Problem:

  • Cisco needs to understand the customer lifecycle in a multitude of ways. Cisco needs to understand the distinct kinds of behavior a customer exhibits after product purchase, when that behavior changes, and other information like if a customer is stuck, if there are challenges in the implementation of technology, and what Cisco can do to improve the customer’s journey. Traditionally, companies developing their customer experience use totally human driven methods, with no data and no visibility into the ways they can improve a customer’s journey.

Solution:

  • Enter the Customer Journey AI project.
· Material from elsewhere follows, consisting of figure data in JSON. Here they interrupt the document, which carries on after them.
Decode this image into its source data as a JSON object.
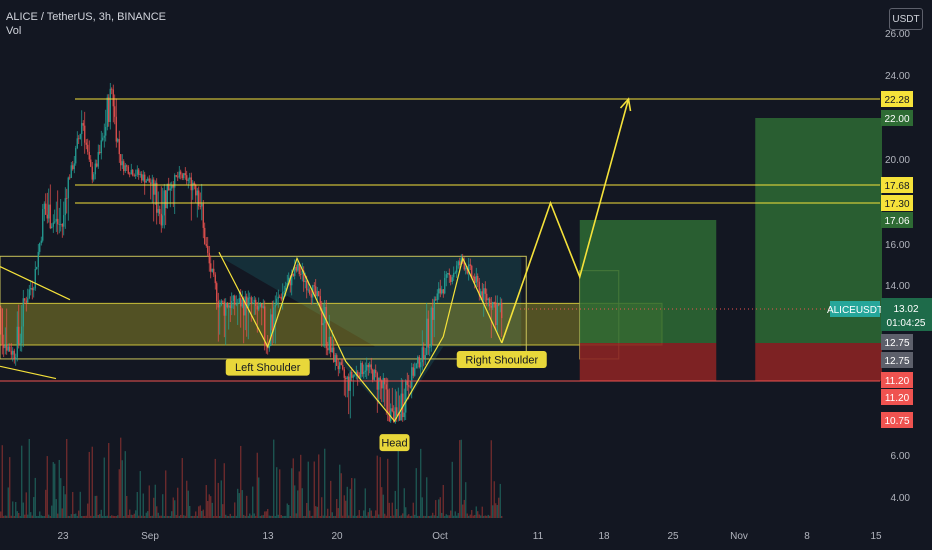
{
  "header": {
    "title": "ALICE / TetherUS, 3h, BINANCE",
    "volume_label": "Vol"
  },
  "currency_button": "USDT",
  "ticker_label": "ALICEUSDT",
  "last_price": "13.02",
  "countdown": "01:04:25",
  "colors": {
    "background": "#131722",
    "up": "#26a69a",
    "down": "#ef5350",
    "accent_yellow": "#f5e23a",
    "long_target": "#2e6b34",
    "long_stop": "#8a2424"
  },
  "annotations": [
    "Left Shoulder",
    "Head",
    "Right Shoulder"
  ],
  "chart_data": {
    "type": "candlestick",
    "title": "ALICE / TetherUS, 3h, BINANCE",
    "x_ticks": [
      "23",
      "Sep",
      "13",
      "20",
      "Oct",
      "11",
      "18",
      "25",
      "Nov",
      "8",
      "15"
    ],
    "y_ticks": [
      "26.00",
      "24.00",
      "20.00",
      "16.00",
      "14.00",
      "6.00",
      "4.00"
    ],
    "price_labels": [
      {
        "text": "22.28",
        "value": 22.28,
        "color": "#f5e23a"
      },
      {
        "text": "22.00",
        "value": 22.0,
        "color": "#2e6b34"
      },
      {
        "text": "17.68",
        "value": 17.68,
        "color": "#f5e23a"
      },
      {
        "text": "17.30",
        "value": 17.3,
        "color": "#f5e23a"
      },
      {
        "text": "17.06",
        "value": 17.06,
        "color": "#2e6b34"
      },
      {
        "text": "12.75",
        "value": 12.75,
        "color": "#5d606b"
      },
      {
        "text": "12.75",
        "value": 12.75,
        "color": "#5d606b"
      },
      {
        "text": "11.20",
        "value": 11.2,
        "color": "#ef5350"
      },
      {
        "text": "11.20",
        "value": 11.2,
        "color": "#ef5350"
      },
      {
        "text": "10.75",
        "value": 10.75,
        "color": "#ef5350"
      }
    ],
    "horizontal_lines": [
      22.28,
      17.68,
      17.3,
      11.2
    ],
    "price_path": [
      {
        "date": "2021-08-16",
        "close": 13.2
      },
      {
        "date": "2021-08-18",
        "close": 12.3
      },
      {
        "date": "2021-08-20",
        "close": 14.2
      },
      {
        "date": "2021-08-21",
        "close": 17.2
      },
      {
        "date": "2021-08-23",
        "close": 16.8
      },
      {
        "date": "2021-08-25",
        "close": 22.0
      },
      {
        "date": "2021-08-26",
        "close": 18.5
      },
      {
        "date": "2021-08-28",
        "close": 23.0
      },
      {
        "date": "2021-08-29",
        "close": 19.5
      },
      {
        "date": "2021-08-31",
        "close": 18.5
      },
      {
        "date": "2021-09-02",
        "close": 17.2
      },
      {
        "date": "2021-09-04",
        "close": 18.5
      },
      {
        "date": "2021-09-06",
        "close": 17.6
      },
      {
        "date": "2021-09-07",
        "close": 15.0
      },
      {
        "date": "2021-09-08",
        "close": 13.2
      },
      {
        "date": "2021-09-11",
        "close": 13.3
      },
      {
        "date": "2021-09-13",
        "close": 12.7
      },
      {
        "date": "2021-09-15",
        "close": 14.0
      },
      {
        "date": "2021-09-16",
        "close": 14.8
      },
      {
        "date": "2021-09-19",
        "close": 12.8
      },
      {
        "date": "2021-09-21",
        "close": 11.2
      },
      {
        "date": "2021-09-23",
        "close": 11.8
      },
      {
        "date": "2021-09-26",
        "close": 10.6
      },
      {
        "date": "2021-09-28",
        "close": 11.6
      },
      {
        "date": "2021-10-01",
        "close": 14.0
      },
      {
        "date": "2021-10-03",
        "close": 15.2
      },
      {
        "date": "2021-10-05",
        "close": 13.6
      },
      {
        "date": "2021-10-07",
        "close": 13.0
      }
    ],
    "forecast_path": [
      {
        "date": "2021-10-07",
        "value": 12.75
      },
      {
        "date": "2021-10-12",
        "value": 17.3
      },
      {
        "date": "2021-10-15",
        "value": 14.4
      },
      {
        "date": "2021-10-20",
        "value": 22.28
      }
    ],
    "long_positions": [
      {
        "start": "2021-10-15",
        "end": "2021-10-29",
        "entry": 12.75,
        "target": 17.06,
        "stop": 11.2
      },
      {
        "start": "2021-11-02",
        "end": "2021-11-15",
        "entry": 12.75,
        "target": 22.0,
        "stop": 11.2
      }
    ]
  }
}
This is a project where I started the data science initiative from scratch within my organization that focused on all aspects of how Cisco engages with their customers. The goal was to develop an automated suite of machine learning driven insights to predict metrics around the journey such as expected time to complete a set of engagements, the predicted ‘health’ of a customer, etc… The BRIAN system was also incorporated into this process to learn to prescribe actions to improve the metrics that the customer journey AI suite would identify.

Methods:

  • I developed an automated machine learning pipeline that will accept a wide variety of static and behavioral customer features and will automatically train models and generate reports about model training. I then deployed this pipeline alongside an automated prediction pipeline implemented using spark as the ETL pipeline, which automatically generated predicted metrics.

Frameworks and Platforms:

  • Python, spark ETL, spark ML, scikit-learn, keras+tensorflow, pymc3, auto-ml, etc…

Outcomes:

  • A continually running auto-ml pipeline that would automatically produce metric predictions about a customer’s engagements.